16
mai
2012
Um terço do trigo deve ser rebaixado

Cerca de 35% do trigo que está sendo plantado no Paraná deve ser rebaixado na hora da comercialização. Com a mudança do padrão do grão determinada pelo Ministério da Agricultura, Pecuária e Abastecimento (Mapa), 1/3 do produto colhido no estado será vendido com uma classificação diferente dos anos anteriores, conforme avaliação dos dados das cooperativas.

A instrução normativa do Mapa que entra em vigor em julho amplia de três para quatro os grupos de classificação (veja quadro abaixo).
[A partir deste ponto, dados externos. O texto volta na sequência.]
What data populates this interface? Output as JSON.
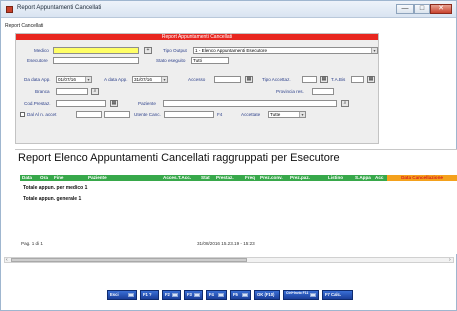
{
  "window": {
    "title": "Report Appuntamenti Cancellati",
    "min": "—",
    "max": "□",
    "close": "✕"
  },
  "subtitle": "Report Cancellati",
  "form": {
    "header": "Report Appuntamenti Cancellati",
    "medico_label": "Medico",
    "medico_value": "",
    "tipo_output_label": "Tipo Output",
    "tipo_output_value": "1 - Elenco Appuntamenti Esecutore",
    "esecutore_label": "Esecutore",
    "esecutore_value": "",
    "stato_label": "Stato eseguito",
    "stato_value": "Tutti",
    "da_data_label": "Da data App.",
    "da_data_value": "01/07/16",
    "a_data_label": "A data App.",
    "a_data_value": "31/07/16",
    "accesso_label": "Accesso",
    "accesso_value": "",
    "tipo_accett_label": "Tipo Accettaz.",
    "tipo_accett_value": "",
    "ta_bis_label": "T.A.Bis",
    "ta_bis_value": "",
    "branca_label": "Branca",
    "branca_value": "",
    "provincia_label": "Provincia res.",
    "provincia_value": "",
    "cod_prestaz_label": "Cod.Prestaz.",
    "cod_prestaz_value": "",
    "paziente_label": "Paziente",
    "paziente_value": "",
    "dal_al_label": "Dal Al n. accet",
    "utente_canc_label": "Utente Canc.",
    "utente_canc_value": "",
    "f4_label": "F4",
    "accettate_label": "Accettate",
    "accettate_value": "Tutte",
    "plus_btn": "+",
    "calendar_glyph": "▦",
    "search_glyph": "⌕",
    "dropdown_glyph": "▾"
  },
  "report": {
    "title": "Report Elenco Appuntamenti Cancellati raggruppati per Esecutore",
    "columns": [
      "Data",
      "Ora",
      "Fine",
      "Paziente",
      "Acces.T.Acc.",
      "Stat",
      "Prestaz.",
      "Freq",
      "Prez.conv.",
      "Prez.paz.",
      "Listino",
      "S.Appa",
      "Acc",
      "Data Cancellazione"
    ],
    "total_medico": "Totale appun. per medico  1",
    "total_generale": "Totale appun. generale  1",
    "page": "Pag. 1 di 1",
    "timestamp": "31/08/2016 15.23.19 - 15:23"
  },
  "scroll": {
    "left": "‹",
    "right": "›"
  },
  "toolbar": {
    "esci": "Esci",
    "f1": "F1 ?",
    "f2": "F2",
    "f3": "F3",
    "f4": "F4",
    "f5": "F5",
    "ok": "OK (F10)",
    "ctrl": "Ctrl+Invio F11",
    "f7": "F7 Calc."
  },
  "colors": {
    "header_red": "#e8261f",
    "column_green": "#37a84a",
    "highlight_yellow": "#ffff66",
    "toolbar_blue": "#1b3f9a"
  }
}
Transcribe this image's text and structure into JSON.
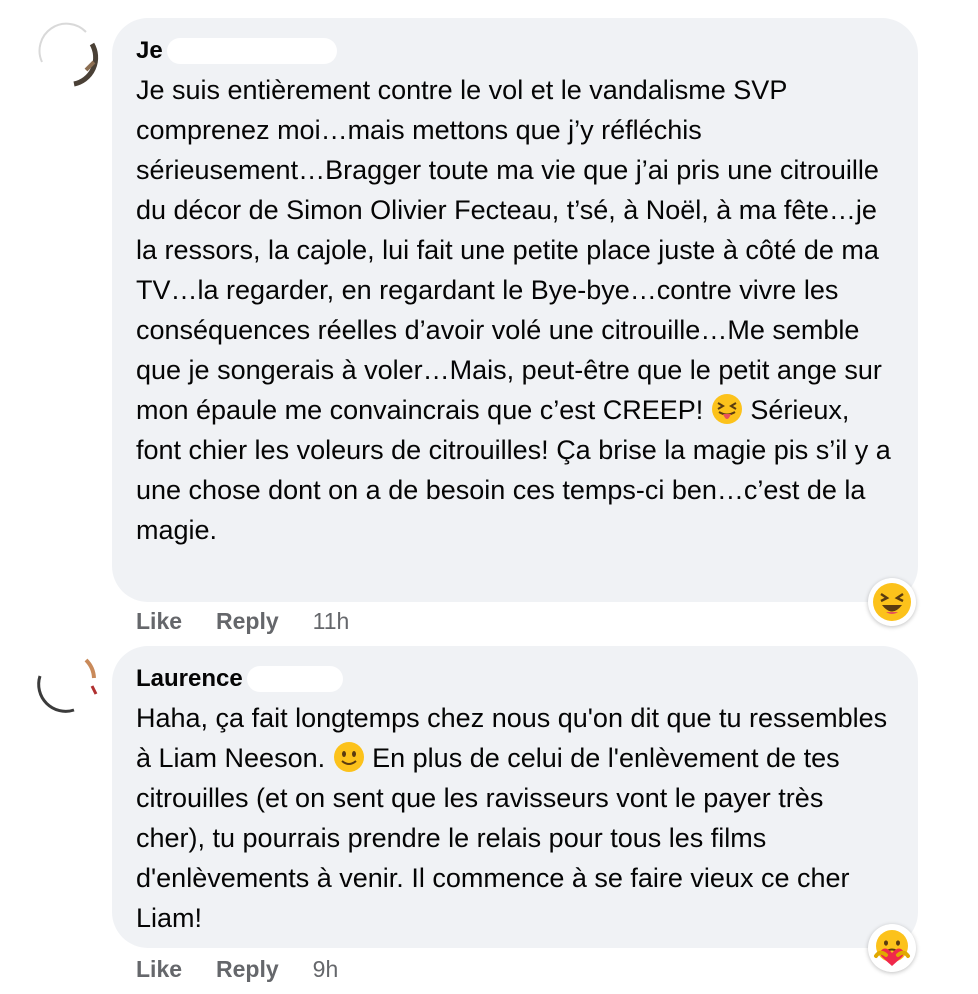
{
  "comments": [
    {
      "author": "Je",
      "text": "Je suis entièrement contre le vol et le vandalisme SVP comprenez moi…mais mettons que j’y réfléchis sérieusement…Bragger toute ma vie que j’ai pris une citrouille du décor de Simon Olivier Fecteau, t’sé, à Noël, à ma fête…je la ressors, la cajole, lui fait une petite place juste à côté de ma TV…la regarder, en regardant le Bye-bye…contre vivre les conséquences réelles d’avoir volé une citrouille…Me semble que je songerais à voler…Mais, peut-être que le petit ange sur mon épaule me convaincrais que c’est CREEP!",
      "text_after_emoji": "Sérieux, font chier les voleurs de citrouilles! Ça brise la magie pis s’il y a une chose dont on a de besoin ces temps-ci ben…c’est de la magie.",
      "inline_emoji": "squinting-tongue-emoji",
      "like_label": "Like",
      "reply_label": "Reply",
      "timestamp": "11h",
      "reaction": "laughing-reaction-icon"
    },
    {
      "author": "Laurence",
      "text_before_emoji": "Haha, ça fait longtemps chez nous qu'on dit que tu ressembles à Liam Neeson.",
      "inline_emoji": "slight-smile-emoji",
      "text": "En plus de celui de l'enlèvement de tes citrouilles (et on sent que les ravisseurs vont le payer très cher), tu pourrais prendre le relais pour tous les films d'enlèvements à venir. Il commence à se faire vieux ce cher Liam!",
      "like_label": "Like",
      "reply_label": "Reply",
      "timestamp": "9h",
      "reaction": "care-reaction-icon"
    }
  ],
  "colors": {
    "bubble": "#f0f2f5",
    "text": "#050505",
    "muted": "#65676b",
    "emoji_yellow": "#fcc21b",
    "care_red": "#f0284a"
  }
}
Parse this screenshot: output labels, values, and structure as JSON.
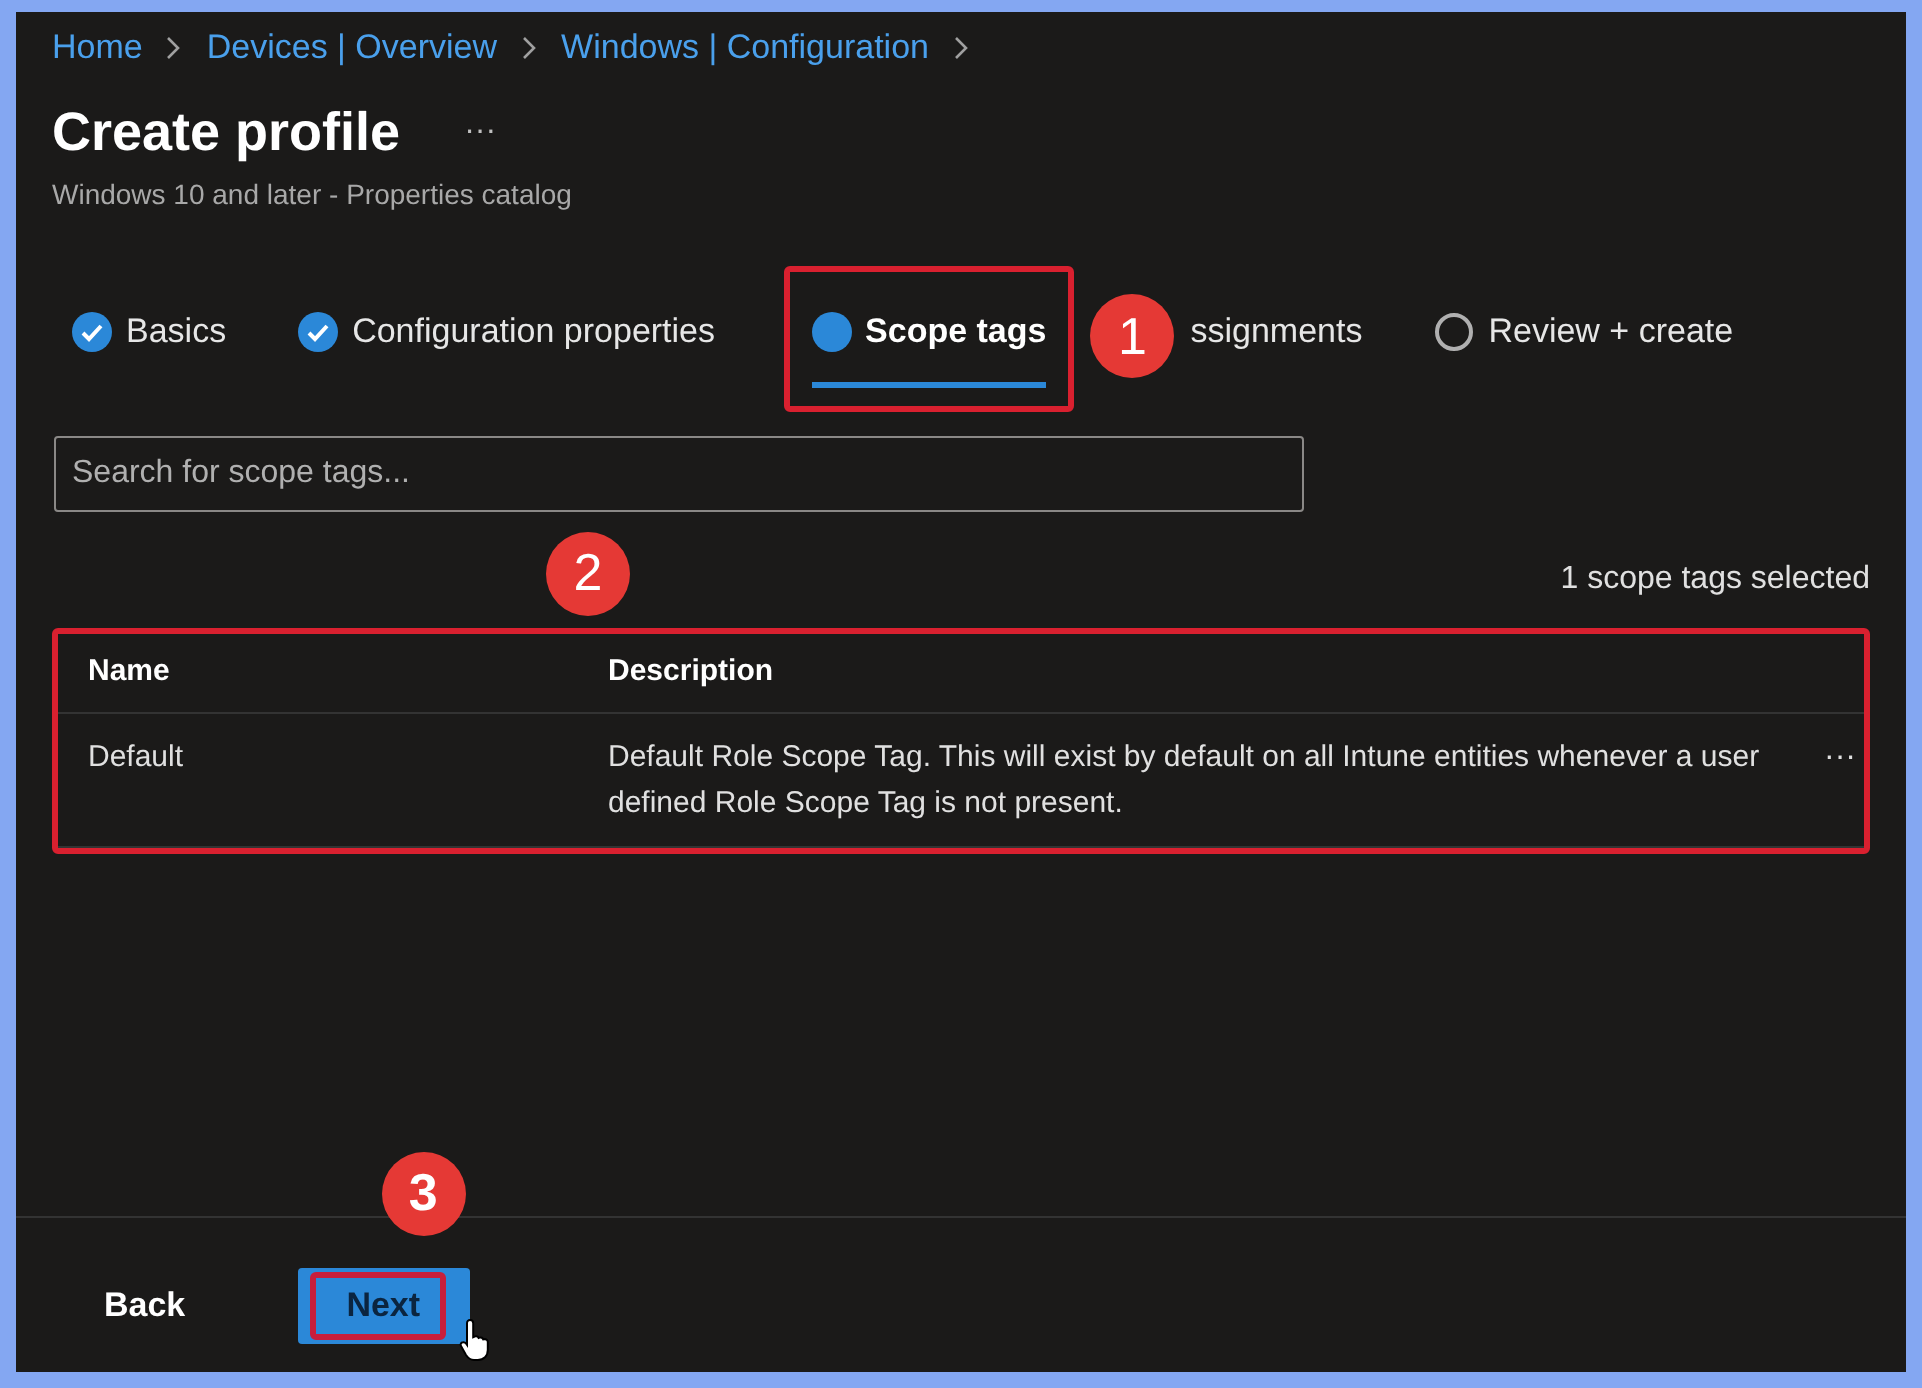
{
  "breadcrumb": [
    "Home",
    "Devices | Overview",
    "Windows | Configuration"
  ],
  "title": "Create profile",
  "more": "···",
  "subtitle": "Windows 10 and later - Properties catalog",
  "steps": [
    {
      "label": "Basics",
      "kind": "done",
      "selected": false
    },
    {
      "label": "Configuration properties",
      "kind": "done",
      "selected": false
    },
    {
      "label": "Scope tags",
      "kind": "current",
      "selected": true
    },
    {
      "label": "ssignments",
      "selected": false
    },
    {
      "label": "Review + create",
      "kind": "pending",
      "selected": false
    }
  ],
  "search": {
    "placeholder": "Search for scope tags..."
  },
  "selected_count": "1 scope tags selected",
  "table": {
    "columns": [
      "Name",
      "Description"
    ],
    "rows": [
      {
        "name": "Default",
        "description": "Default Role Scope Tag. This will exist by default on all Intune entities whenever a user defined Role Scope Tag is not present.",
        "menu": "···"
      }
    ]
  },
  "callouts": [
    "1",
    "2",
    "3"
  ],
  "buttons": [
    {
      "label": "Back",
      "kind": "secondary"
    },
    {
      "label": "Next",
      "kind": "primary"
    }
  ]
}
As propriedades do trigo melhorador e pão ficam mais rígidas e o que era trigo brando agora se divide em trigo doméstico e básico. A linha de corte para o trigo sem classificação passa de 50 para 100 pontos de força de glúten.

A projeção é que o Paraná produza 2,2 milhões de toneladas de trigo neste ano. Deste montante, cerca de 770 mil toneladas devem ser enquadradas em uma classe mais baixa do que era na safra passada, conforme o Sindicato e Organização das Cooperativas do Paraná (Ocepar).

No ano passado, 90% do volume colhido no Paraná foram vendidos como trigo melhorador ou pão. Essas classificações são destinadas à panificação, que representa mais de 50% do mercado de farinha de trigo no Brasil. Com os critérios que entram em vigor em julho, apenas 60% devem atender essa demanda.

Uma outra parcela também será rebaixada. Trata-se da porção de 5% da colheita que eram classificados como trigo brando, usado para produção de bolachas e biscoitos, e agora estarão abaixo da linha de corte. O produto tende a ser misturado ou destinado para ração animal.

“O problema será atender a esta demanda quando o clima não ajudar e a qualidade do trigo diminuir”, afirma Flávio Turra, gerente técnico e econômico da Ocepar. Ele explica que, quando a safra for prejudicada, o mercado vai depender da importação. Turra avalia que o produtor está ciente das mudanças e vai fazer o possível para se adaptar.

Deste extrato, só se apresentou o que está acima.